The Pros and Cons of Buying the New $31K Tesla Model 3

Order now or wait for the even cheaper base model?

October 19, 2018 9:00 am

Last night, Elon Musk took to Twitter to announce the release of a new “lower cost, mid-range Tesla Model 3.” Thankfully, unlike his Teslaquila and plots to colonize Mars, it’s available to order right now.

According to Musk, the car could cost as little as $31K.
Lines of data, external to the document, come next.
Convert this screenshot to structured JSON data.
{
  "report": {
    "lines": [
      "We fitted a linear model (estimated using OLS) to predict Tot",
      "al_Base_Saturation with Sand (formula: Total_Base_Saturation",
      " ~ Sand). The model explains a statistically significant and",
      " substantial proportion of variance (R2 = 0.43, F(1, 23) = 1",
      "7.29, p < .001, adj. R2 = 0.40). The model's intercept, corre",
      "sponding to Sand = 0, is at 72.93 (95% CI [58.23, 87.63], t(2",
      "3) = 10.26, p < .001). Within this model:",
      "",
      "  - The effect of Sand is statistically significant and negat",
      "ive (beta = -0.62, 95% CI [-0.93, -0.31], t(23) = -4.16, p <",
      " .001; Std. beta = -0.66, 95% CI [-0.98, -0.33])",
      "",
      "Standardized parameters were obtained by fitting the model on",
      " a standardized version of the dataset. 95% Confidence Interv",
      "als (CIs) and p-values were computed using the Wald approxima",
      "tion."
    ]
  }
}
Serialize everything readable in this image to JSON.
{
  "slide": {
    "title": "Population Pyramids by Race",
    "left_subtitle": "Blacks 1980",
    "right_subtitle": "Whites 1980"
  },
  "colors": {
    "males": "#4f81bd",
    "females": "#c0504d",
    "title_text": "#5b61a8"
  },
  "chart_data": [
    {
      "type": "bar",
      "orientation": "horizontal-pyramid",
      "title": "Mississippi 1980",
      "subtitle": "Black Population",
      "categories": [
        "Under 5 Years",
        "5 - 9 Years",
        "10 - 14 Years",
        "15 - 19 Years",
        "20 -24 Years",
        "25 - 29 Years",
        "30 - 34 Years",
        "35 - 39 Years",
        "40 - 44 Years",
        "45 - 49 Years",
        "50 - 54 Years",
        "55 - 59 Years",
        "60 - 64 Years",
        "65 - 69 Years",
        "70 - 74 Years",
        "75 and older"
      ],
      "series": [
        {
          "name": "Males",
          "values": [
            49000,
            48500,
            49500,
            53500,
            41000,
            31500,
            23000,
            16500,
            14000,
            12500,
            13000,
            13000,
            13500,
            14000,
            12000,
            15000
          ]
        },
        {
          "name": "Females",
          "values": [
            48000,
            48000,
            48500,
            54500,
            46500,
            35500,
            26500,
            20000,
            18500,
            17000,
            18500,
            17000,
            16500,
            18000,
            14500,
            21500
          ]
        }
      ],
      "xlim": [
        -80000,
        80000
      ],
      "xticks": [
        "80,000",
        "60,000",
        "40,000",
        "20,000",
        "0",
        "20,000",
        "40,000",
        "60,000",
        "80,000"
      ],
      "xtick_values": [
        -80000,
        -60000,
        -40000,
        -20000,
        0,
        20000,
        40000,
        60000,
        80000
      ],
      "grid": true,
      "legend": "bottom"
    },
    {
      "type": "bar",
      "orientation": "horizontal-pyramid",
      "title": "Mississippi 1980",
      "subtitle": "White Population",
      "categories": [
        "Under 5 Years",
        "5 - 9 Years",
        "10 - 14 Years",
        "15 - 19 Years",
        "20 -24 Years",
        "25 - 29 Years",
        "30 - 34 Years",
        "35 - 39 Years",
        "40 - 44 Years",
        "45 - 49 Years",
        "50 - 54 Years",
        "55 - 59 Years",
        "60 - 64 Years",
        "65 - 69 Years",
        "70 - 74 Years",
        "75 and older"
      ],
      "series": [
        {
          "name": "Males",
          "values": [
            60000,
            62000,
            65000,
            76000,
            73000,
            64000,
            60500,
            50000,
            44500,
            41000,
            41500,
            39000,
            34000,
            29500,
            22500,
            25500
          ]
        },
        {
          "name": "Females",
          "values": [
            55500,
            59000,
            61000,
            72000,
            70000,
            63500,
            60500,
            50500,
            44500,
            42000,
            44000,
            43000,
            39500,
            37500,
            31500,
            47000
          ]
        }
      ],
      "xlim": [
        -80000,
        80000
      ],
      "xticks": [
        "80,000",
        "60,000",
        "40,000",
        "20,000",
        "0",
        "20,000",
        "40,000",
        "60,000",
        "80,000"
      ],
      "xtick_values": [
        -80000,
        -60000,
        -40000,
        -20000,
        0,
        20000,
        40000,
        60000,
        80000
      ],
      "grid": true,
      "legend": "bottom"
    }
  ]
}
We know what you’re thinking: “Wait, so I can get a Tesla for less than an Audi A3?” Well, in classic Tesla fashion, it’s a little more complicated than that.

The Pros

    • The price: The $31K price tag Musk alludes to on Twitter is a general estimation for the price after both federal and state tax credits for electric vehicles, as well as gas savings. The base price is actually $45K, which is still significantly lower than the current $54K and $64K options.
    • The safety rating: While the National Highway Traffic Safety Administration hasn’t gotten its mitts on this exact vehicle yet, the Model 3 did recently receive a 5-star crash safety rating — the same as every Tesla model so far.
    • It’s actually available: People have been champing at the bit for a promised $35K base Tesla Model 3, which would go for even less with potential tax credits and savings. This is not that car, but it’s as close as we’re going to get for the foreseeable future. Tesla has promised the base Model 3 in 2019, but if you can take advantage of enough tax credits to get this mid-range model in the $35K range, you’ll stave off the disappointment when the base model release date gets pushed back.

The Cons

    • The tax credit: Including federal and state tax credits, the price for this mid-range model could actually be as low as $28,200 (if you live in Colorado). The federal piece of that puzzle is $7,500, but that tax credit lowers to $3,750 at the end of the year. So with deliveries estimated between 6-10 weeks and a little over 10 weeks until 2019, you’d have to order one right now to get the discount. However, Business Insider writes that a Tesla representative said deliveries won’t begin for four months. Wamp wamp.
    • The cuts: This is a rear-wheel drive car with a mid-range battery. Of course, with the price drop, something had to go. Here, the battery pack is the same as the long-range option (available in the two other all-wheel drive Model 3s), but fewer cells means the range goes down from 310 miles to 260, according to Jalopnik.

The thing is: it’s still the Model 3. As long as you have no reservations about rear-wheel drive — which is more complicated than Musk’s assertion that they “do actually work well on snow & ice” — now’s as good of a time as any to become “the Tesla guy” in your neighborhood.